Cláudia é também psicóloga e prestadora de serviços a portadores de deficiência.
A inflação acumulada desde dezembro de 2023, quando Milei assumiu o poder, chega a 224%, enquanto os reajustes para os prestadores de serviços ficaram abaixo de 100%.
Além disso, os pagamentos acontecem mais de seis meses depois da prestação dos serviços, diluindo o valor através da inflação, de cerca de 2% mensais.
"Estão a dever-nos mais de 100%. Aproveitam-se dessa área vulnerável que não pode sair para protestar", criticou.
Javier Milei, que se vangloria de aplicar "o maior ajuste fiscal da história", equivalente a 5% do produto interno bruto (PIB) desde o primeiro mês de governo, tinha vetado a lei de Emergência em Deficiência, aprovada pelo Congresso em 10 de julho.
A aprovação foi a resposta dos legisladores ao Governo, que quer fazer ajustes mesmo nas áreas mais vulneráveis da sociedade, como reformados, hospitais infantis, universitários, professores e, para espanto da maioria, pessoas com deficiência.
Embora a lei represente um custo fiscal de 0,26% do PIB no que resta de 2025 e de 0,46% em 2026, Milei alegou que a iniciativa compromete o equilíbrio fiscal, núcleo do plano económico do Presidente argentino.
"Se você teve um filho com deficiência, isso é problema da família, não do Estado", afirmou Milei.
Sob essa lógica, congelou as pensões por invalidez e as prestações de serviço de todos as áreas da saúde que acompanham os portadores de deficiência, como terapeutas, psicólogos e enfermeiros, entre outros.
Também cortou ajudas em transporte e em medicamentos. Não aprova novos tratamentos, deixando milhares de pacientes em situação crítica.
"A população está cansada de tantas mentiras, de tanta soberba, de tanta violência verbal. Milei é um violento que zomba da nossa dependência", desabafou Alicia Reina, de 55 anos, professora reformada e mãe de Gadiel Vallejos, de 16 anos, portador de deficiência.

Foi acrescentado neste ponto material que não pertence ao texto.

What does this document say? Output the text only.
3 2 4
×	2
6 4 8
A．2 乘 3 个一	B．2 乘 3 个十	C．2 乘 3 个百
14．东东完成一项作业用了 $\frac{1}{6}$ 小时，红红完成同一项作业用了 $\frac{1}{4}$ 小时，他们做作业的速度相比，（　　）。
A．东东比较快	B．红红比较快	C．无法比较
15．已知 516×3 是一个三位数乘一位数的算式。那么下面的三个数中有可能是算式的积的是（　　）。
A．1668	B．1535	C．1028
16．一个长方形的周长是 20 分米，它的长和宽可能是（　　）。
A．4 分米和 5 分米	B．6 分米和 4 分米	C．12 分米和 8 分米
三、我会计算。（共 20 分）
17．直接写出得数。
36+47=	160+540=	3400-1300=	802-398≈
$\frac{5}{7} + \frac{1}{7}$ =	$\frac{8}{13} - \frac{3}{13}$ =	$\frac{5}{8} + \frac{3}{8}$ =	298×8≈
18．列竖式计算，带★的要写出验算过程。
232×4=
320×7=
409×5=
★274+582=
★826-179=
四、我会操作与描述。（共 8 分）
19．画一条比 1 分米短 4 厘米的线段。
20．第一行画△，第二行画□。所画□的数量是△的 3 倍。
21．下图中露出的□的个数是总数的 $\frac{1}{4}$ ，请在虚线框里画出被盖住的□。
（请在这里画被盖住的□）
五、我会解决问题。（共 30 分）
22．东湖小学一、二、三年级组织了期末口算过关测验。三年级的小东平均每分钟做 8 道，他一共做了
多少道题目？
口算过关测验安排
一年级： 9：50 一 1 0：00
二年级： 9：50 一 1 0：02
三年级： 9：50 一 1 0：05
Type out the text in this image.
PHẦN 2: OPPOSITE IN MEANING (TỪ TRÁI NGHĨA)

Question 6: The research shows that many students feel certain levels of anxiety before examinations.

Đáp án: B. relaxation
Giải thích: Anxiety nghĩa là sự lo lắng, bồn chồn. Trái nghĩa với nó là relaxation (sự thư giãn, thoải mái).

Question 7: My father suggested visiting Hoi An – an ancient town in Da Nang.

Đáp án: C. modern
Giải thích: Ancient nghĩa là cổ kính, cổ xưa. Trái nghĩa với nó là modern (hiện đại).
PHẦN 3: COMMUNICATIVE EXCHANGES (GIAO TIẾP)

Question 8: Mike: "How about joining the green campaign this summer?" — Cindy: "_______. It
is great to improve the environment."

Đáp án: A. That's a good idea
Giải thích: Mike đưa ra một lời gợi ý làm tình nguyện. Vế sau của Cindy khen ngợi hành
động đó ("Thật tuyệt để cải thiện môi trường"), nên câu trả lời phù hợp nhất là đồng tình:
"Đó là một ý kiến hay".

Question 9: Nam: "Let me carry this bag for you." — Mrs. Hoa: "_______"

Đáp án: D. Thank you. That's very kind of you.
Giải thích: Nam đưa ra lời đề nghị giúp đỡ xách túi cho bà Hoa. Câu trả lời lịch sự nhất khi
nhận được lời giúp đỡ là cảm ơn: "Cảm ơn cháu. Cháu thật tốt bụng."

Devido ao veto de Milei, Gadiel ficou sem fonoaudiologia e sem psicopedagogia. As profissionais abandonaram o tratamento porque ainda não receberam nenhum pagamento este ano.
Para 74,5% dos entrevistados pela consultora Synopsis, a lei de Emergência em Deficiência não devia ter sido vetada. Apenas 21,3% eram a favor do veto, um número inferior aos eleitores de Milei, indicando divergências entre apoiantes do Presidente.
Outro estudo, da consultoria Management & Fit, indicou que 67,4% era contra o veto, enquanto 28,3% era a favor.
"É bem claro que a anulação do veto presidencial é uma bofetada na cara de Milei. Até mesmo uma parte considerável dos apoiantes pede ao Presidente um pouco mais de sensibilidade", disse a analista política Shila Vilker, diretora da consultora Trespuntozero.
A Trespuntozero mediu o impacto do escândalo de corrupção na imagem do Governo, sendo que para 62,5% dos entrevistados, "os áudios refletem factos graves de corrupção no Governo". Por isso, para 57%, o Governo é mau ou muito mau, enquanto 39,9% considera bom ou muito bom - uma queda de mais de dez pontos percentuais, face aos 50% de há um mês.
A consultora Opinaia detetou uma queda de seis pontos percentuais na imagem positiva de Milei, de 51% para 45%. Na mesma proporção, aumentou a negativa, de 49% para 55%.
Também a consultora Aresco, a preferida de Milei e frequentemente contratada pelo Governo, obteve dados semelhantes: a imagem positiva de Milei caiu de 50% para 44%, enquanto a negativa subiu de 47% para 53%.
"Quando eu ouvi os áudios, senti impotência, dor e vergonha alheia. É algo muito triste para as pessoas com familiar portador de deficiência. E, para uma pessoa que vive a falar de honestidade, de que veio a salvar o país, é bastante miserável. É pura miséria humana", concluiu Alicia Reina.